Box Office: The Family Prisoners of Oz
Sunday, September 22, 2013 at 2:26PM
NATHANIEL R in Chloe Moretz, Dianna Agron, Michelle Pfeiffer, Prisoners, The Family, The Wizard of Oz, box office

Jake Gyllenhaal sure needed it. Hugh Jackman's still got it. Prisoners, their tense new child abduction thriller had a strong opening weekend. It shouldn't come as a surprise, really. Hugh hasn't had anything like a true "flop" since Deception (2008) and The Fountain (2006). Even Australia, which people remember as a flop, would have been a hit all told with its solid global gross had it not had such a steroid-humongous budget. We'll discuss Prisoners in depth tomorrow (it's the type of movie that people will unfortunately "spoil" while discussing it enthusiastically so let's give it another night before we dive in) once we're past Emmy weekend.

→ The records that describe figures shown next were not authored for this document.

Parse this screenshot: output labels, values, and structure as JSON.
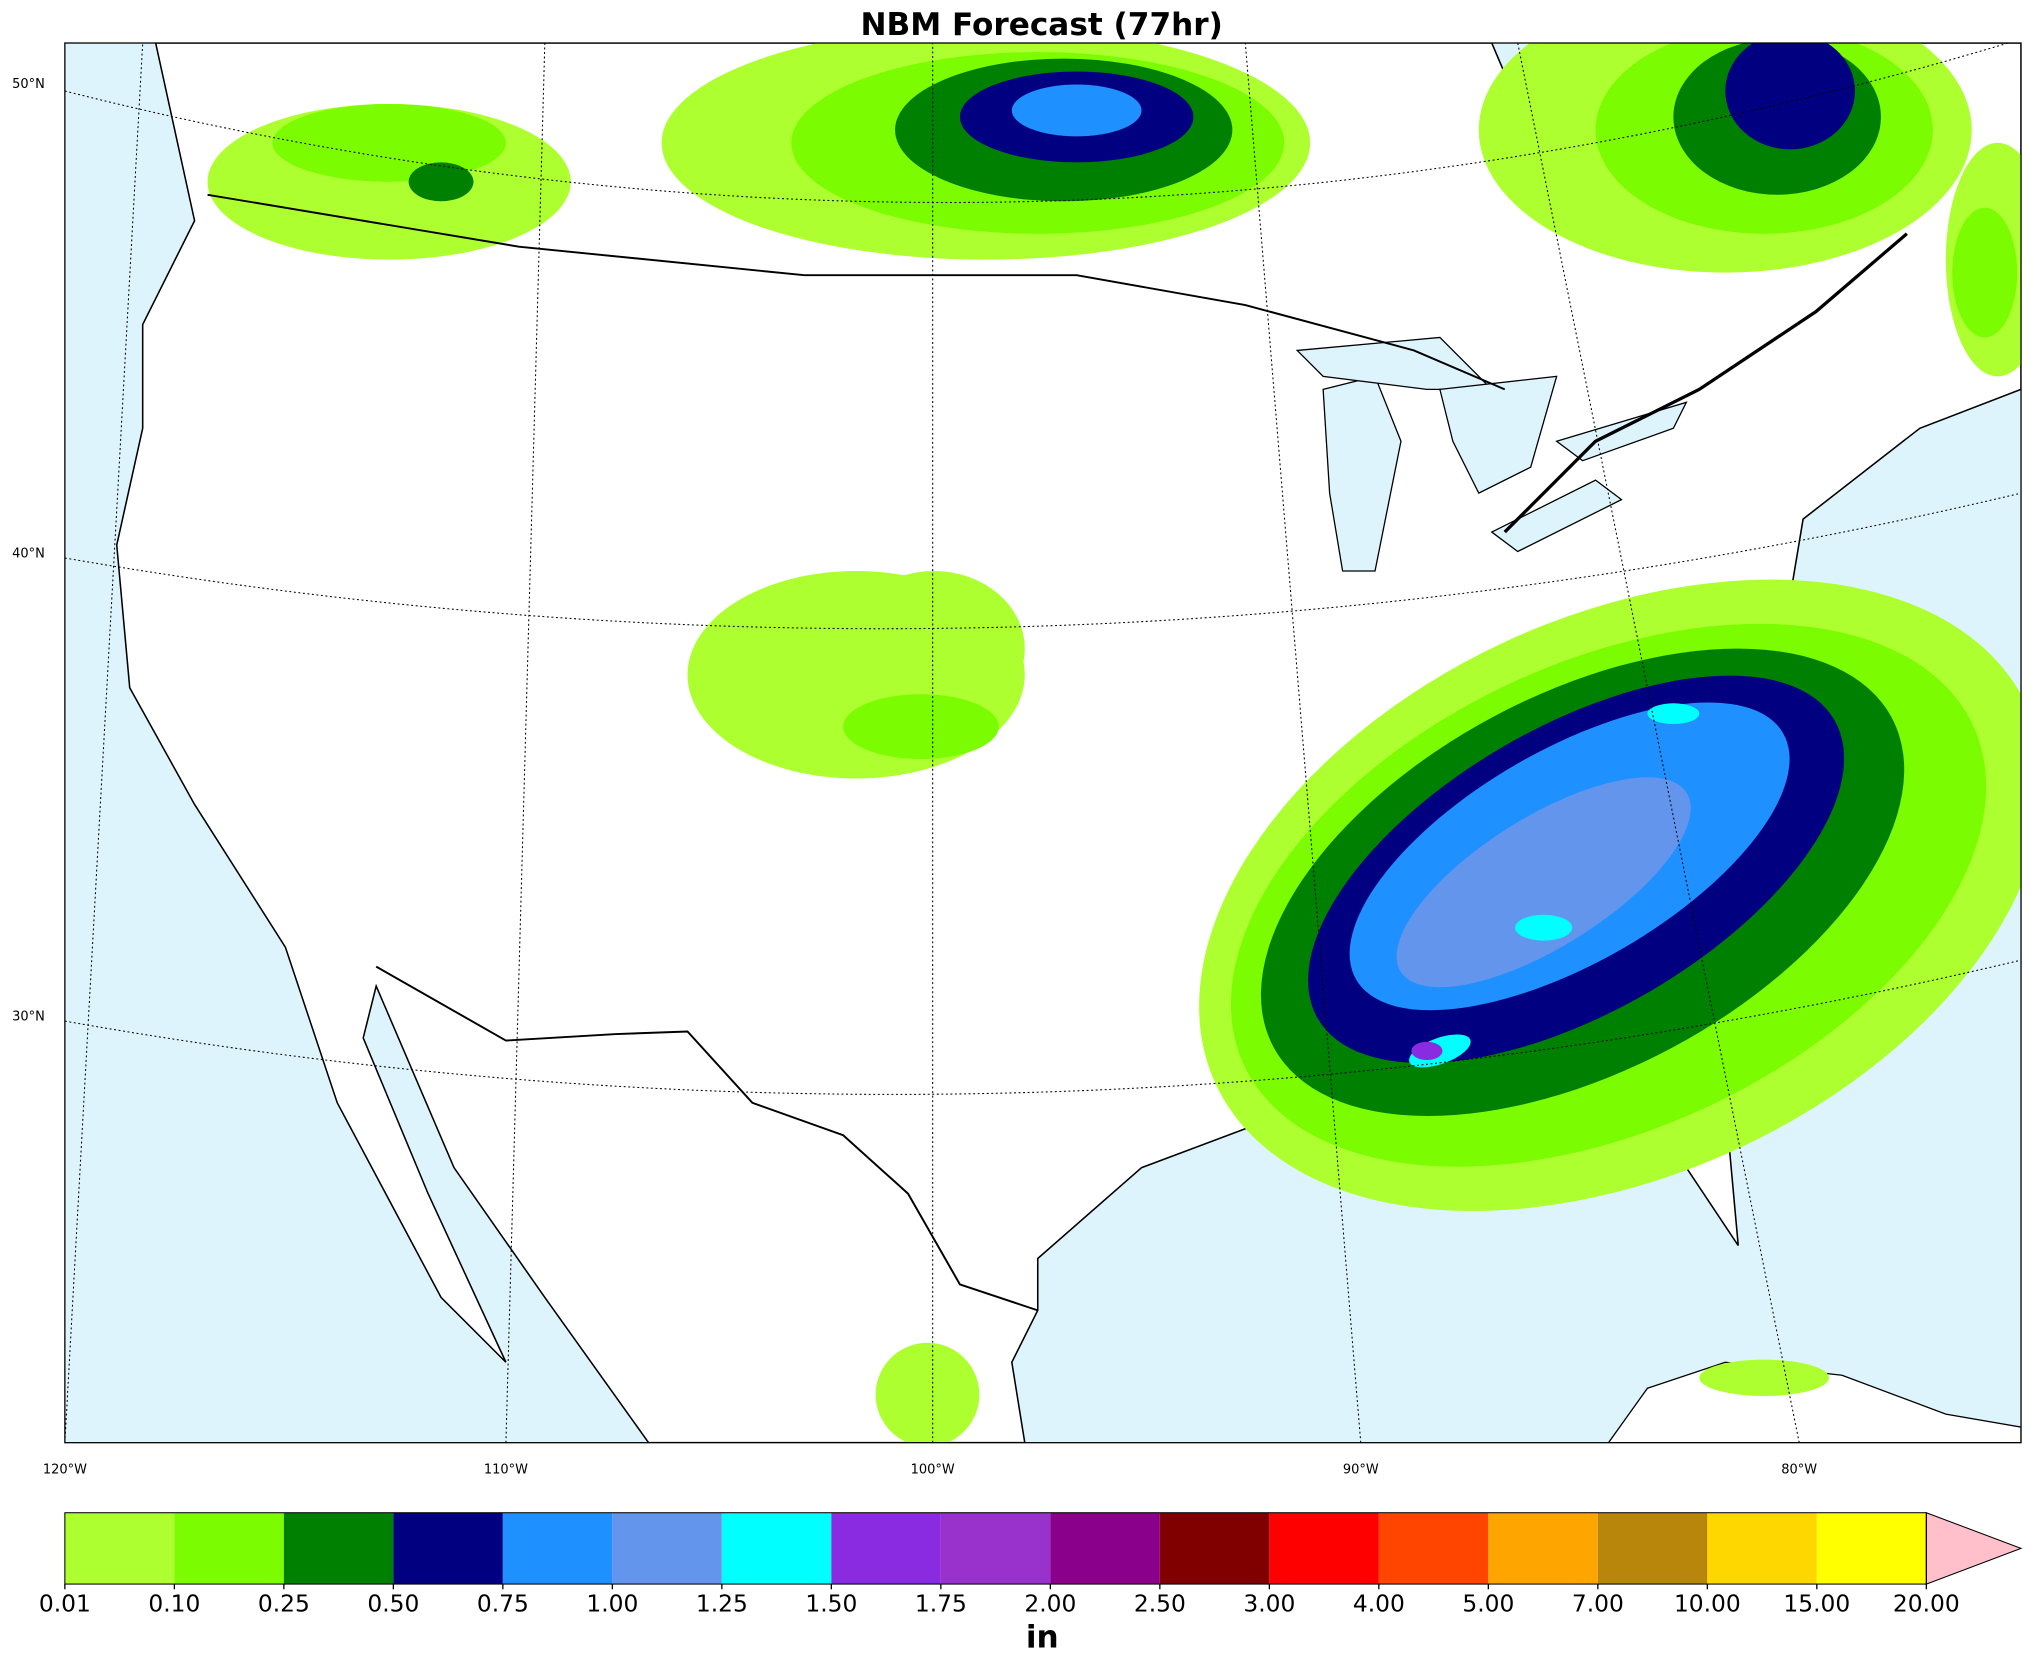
{
  "title": "NBM Forecast (77hr)",
  "map": {
    "lat_labels": [
      "50°N",
      "40°N",
      "30°N"
    ],
    "lon_labels": [
      "120°W",
      "110°W",
      "100°W",
      "90°W",
      "80°W"
    ]
  },
  "colorbar": {
    "label": "in",
    "ticks": [
      {
        "value": 0.01,
        "label": "0.01"
      },
      {
        "value": 0.1,
        "label": "0.10"
      },
      {
        "value": 0.25,
        "label": "0.25"
      },
      {
        "value": 0.5,
        "label": "0.50"
      },
      {
        "value": 0.75,
        "label": "0.75"
      },
      {
        "value": 1,
        "label": "1.00"
      },
      {
        "value": 1.25,
        "label": "1.25"
      },
      {
        "value": 1.5,
        "label": "1.50"
      },
      {
        "value": 1.75,
        "label": "1.75"
      },
      {
        "value": 2,
        "label": "2.00"
      },
      {
        "value": 2.5,
        "label": "2.50"
      },
      {
        "value": 3,
        "label": "3.00"
      },
      {
        "value": 4,
        "label": "4.00"
      },
      {
        "value": 5,
        "label": "5.00"
      },
      {
        "value": 7,
        "label": "7.00"
      },
      {
        "value": 10,
        "label": "10.00"
      },
      {
        "value": 15,
        "label": "15.00"
      },
      {
        "value": 20,
        "label": "20.00"
      }
    ],
    "colors": [
      "#adff2f",
      "#7cfc00",
      "#008000",
      "#000080",
      "#1e90ff",
      "#6495ed",
      "#00ffff",
      "#8a2be2",
      "#9932cc",
      "#8b008b",
      "#800000",
      "#ff0000",
      "#ff4500",
      "#ffa500",
      "#b8860b",
      "#ffd700",
      "#ffff00"
    ],
    "extend_color": "#ffc0cb"
  }
}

marketed largely on Hugh Jackman, Prisoners turns out to be a true ensemble piece

WIDE RELEASE
01 Prisoners $21.4 
02 Insidious Chapter 2 $14.5 
03 The Family $7
04 Instructions Not Included $5.7
05 Battle of the Year $5
06 We're The Millers $4.6 
07 Lee Daniels' The Butler $4.3 REVIEWED 
08 Riddick $3.6 
09 Planes  $2.8
10 Percy Jackson 2 $1.8 

I ran into Joe Reid at the movies on Thursday and we talked about the tiny short shelf life of some movies. We were joking that people won't even remember that The Family ever came out by Friday. But here it is for the second week in a row in the top three grossers. So perhaps we were wrong. I haven't had the time (or, more pointedly, the heart) to write up the movie. I will say that Pfeiffer, DeNiro and Jones are good enough with the material but none inspired by it. What prompted them to make it beyond the paycheck? The fault lies with Luc Besson and the writing since it's such an unwieldy and even ugly mix of tones, swerving from heartfelt drama to black comedy to slapstick to god-only-knows what in nearly every scene with none of the dramatic empathy or comic inspiration that it would need to survive its indecisiveness and total mediocrity.

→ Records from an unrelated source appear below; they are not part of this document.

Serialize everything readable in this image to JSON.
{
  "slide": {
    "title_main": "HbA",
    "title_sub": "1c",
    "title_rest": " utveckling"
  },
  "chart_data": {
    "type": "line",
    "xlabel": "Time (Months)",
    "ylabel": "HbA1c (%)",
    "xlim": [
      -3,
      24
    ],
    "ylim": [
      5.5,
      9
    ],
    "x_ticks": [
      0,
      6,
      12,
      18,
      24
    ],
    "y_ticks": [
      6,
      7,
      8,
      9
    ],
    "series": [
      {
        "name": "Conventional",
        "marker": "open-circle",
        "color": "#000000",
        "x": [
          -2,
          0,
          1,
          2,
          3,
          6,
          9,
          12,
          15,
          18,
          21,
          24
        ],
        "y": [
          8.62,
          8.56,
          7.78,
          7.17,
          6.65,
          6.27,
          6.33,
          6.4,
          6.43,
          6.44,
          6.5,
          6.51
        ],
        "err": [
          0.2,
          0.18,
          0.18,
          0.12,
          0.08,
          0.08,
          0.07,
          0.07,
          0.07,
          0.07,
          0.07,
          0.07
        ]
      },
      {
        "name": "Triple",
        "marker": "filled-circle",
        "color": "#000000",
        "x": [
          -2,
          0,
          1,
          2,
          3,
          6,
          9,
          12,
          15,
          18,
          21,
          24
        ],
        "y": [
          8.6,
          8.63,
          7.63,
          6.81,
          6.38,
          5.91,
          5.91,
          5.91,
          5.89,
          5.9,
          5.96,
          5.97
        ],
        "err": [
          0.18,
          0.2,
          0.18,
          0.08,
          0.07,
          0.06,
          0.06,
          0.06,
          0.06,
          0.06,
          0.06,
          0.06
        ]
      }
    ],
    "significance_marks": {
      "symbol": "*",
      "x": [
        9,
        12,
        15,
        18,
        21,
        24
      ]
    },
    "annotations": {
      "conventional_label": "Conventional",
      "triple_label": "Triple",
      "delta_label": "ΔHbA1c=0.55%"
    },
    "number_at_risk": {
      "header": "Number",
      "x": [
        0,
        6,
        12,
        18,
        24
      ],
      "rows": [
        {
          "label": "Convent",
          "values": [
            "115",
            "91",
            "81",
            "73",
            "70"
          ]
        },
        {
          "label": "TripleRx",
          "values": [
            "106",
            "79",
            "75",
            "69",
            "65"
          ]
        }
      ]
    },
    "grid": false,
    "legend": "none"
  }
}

Mother & Robot. After school.

P.S. The only moments of joy I felt watching the movie was a couple shots of an endearing beautiful dog (named "Malavita" - ha!) and every shot of La Pfeiffer as it came with tiny flashes of nostalgia from the 80s classic Married to the Mob wherein the goddess was also comically cavorting with gangsters.

P.P.S. Dianna Agron is awful but I actually think she has the film's most impossible role and I can't believe I'm saying this but it needed someone of Chloe Moretz's total "f*** you" adolescent confidence and technical skill - she can fake human-like responses when she has to. Agron can (sort of) "act" confidence but she's like a robot when it comes to emotions; they do not compute.

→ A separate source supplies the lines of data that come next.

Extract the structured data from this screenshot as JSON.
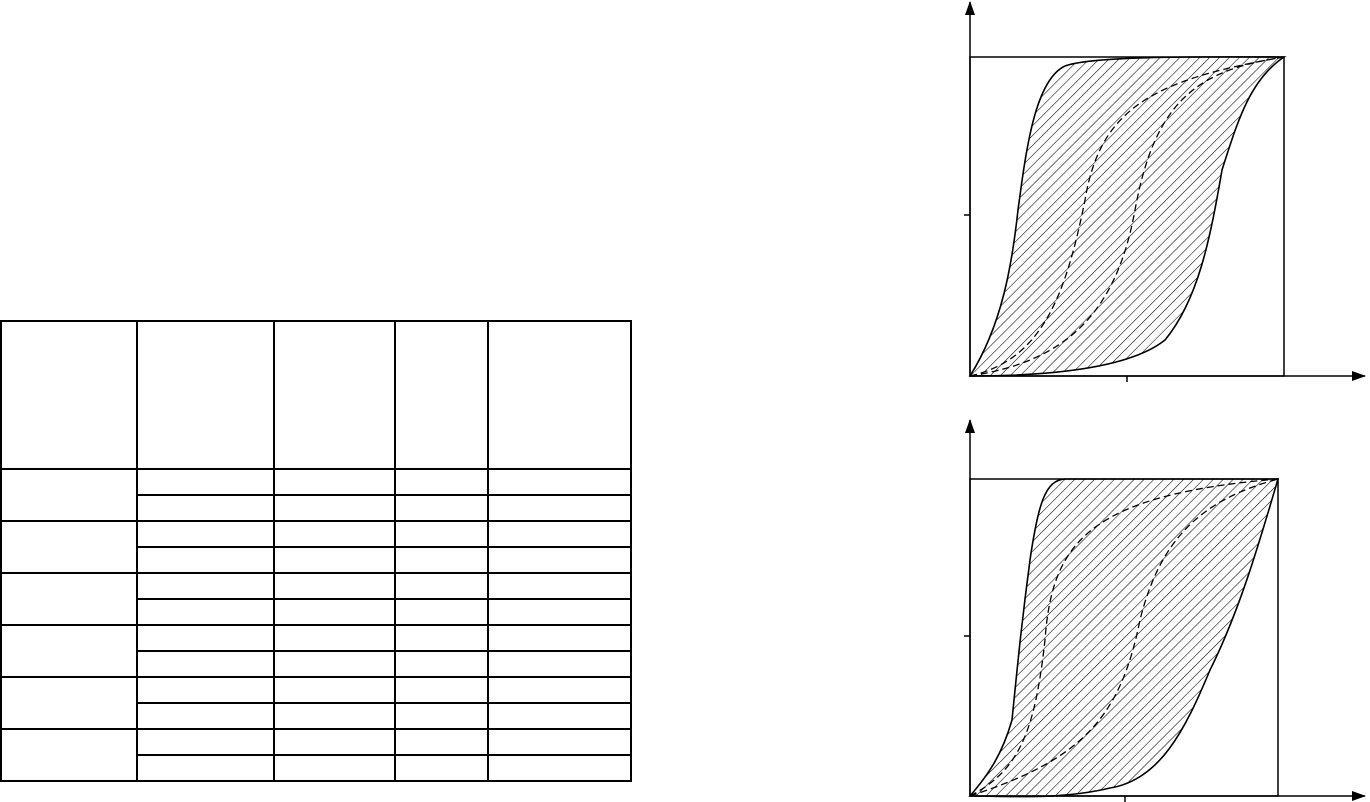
{
  "table": {
    "header": [
      "",
      "",
      "",
      "",
      ""
    ],
    "groups": [
      {
        "label": "",
        "rows": [
          [
            "",
            "",
            "",
            ""
          ],
          [
            "",
            "",
            "",
            ""
          ]
        ]
      },
      {
        "label": "",
        "rows": [
          [
            "",
            "",
            "",
            ""
          ],
          [
            "",
            "",
            "",
            ""
          ]
        ]
      },
      {
        "label": "",
        "rows": [
          [
            "",
            "",
            "",
            ""
          ],
          [
            "",
            "",
            "",
            ""
          ]
        ]
      },
      {
        "label": "",
        "rows": [
          [
            "",
            "",
            "",
            ""
          ],
          [
            "",
            "",
            "",
            ""
          ]
        ]
      },
      {
        "label": "",
        "rows": [
          [
            "",
            "",
            "",
            ""
          ],
          [
            "",
            "",
            "",
            ""
          ]
        ]
      },
      {
        "label": "",
        "rows": [
          [
            "",
            "",
            "",
            ""
          ],
          [
            "",
            "",
            "",
            ""
          ]
        ]
      }
    ]
  },
  "diagram": {
    "panels": [
      {
        "name": "top",
        "band": "hatched",
        "dashed_curves": 2
      },
      {
        "name": "bottom",
        "band": "hatched",
        "dashed_curves": 2
      }
    ],
    "colors": {
      "ink": "#000000",
      "background": "#ffffff"
    }
  }
}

LIMITED or STILL PLATFORMING
01 Wizard of Oz IMAX 3-D $3
02 Thanks For Sharing $.6
03 Enough Said $.2
04 Rush $.2 REVIEWED
05 Short Term 12 $.1 REVIEWED (cum $.7)

Having recently rewatched The Wizard of Oz for the millionth time for Hit Me With Your Best Shot I didn't feel the need to see it on the big screen again (I've done that several times, too). But did you? In other news, I fear that Short Term 12 is not long for this world, encountering its first dip during its gutsy and beautiful weekly expansion... so get out there and see it, people. Support movies that are crafted with everything BUT box office on their minds, and we'll get better movies!

What did you see this weekend? And was it money well spent?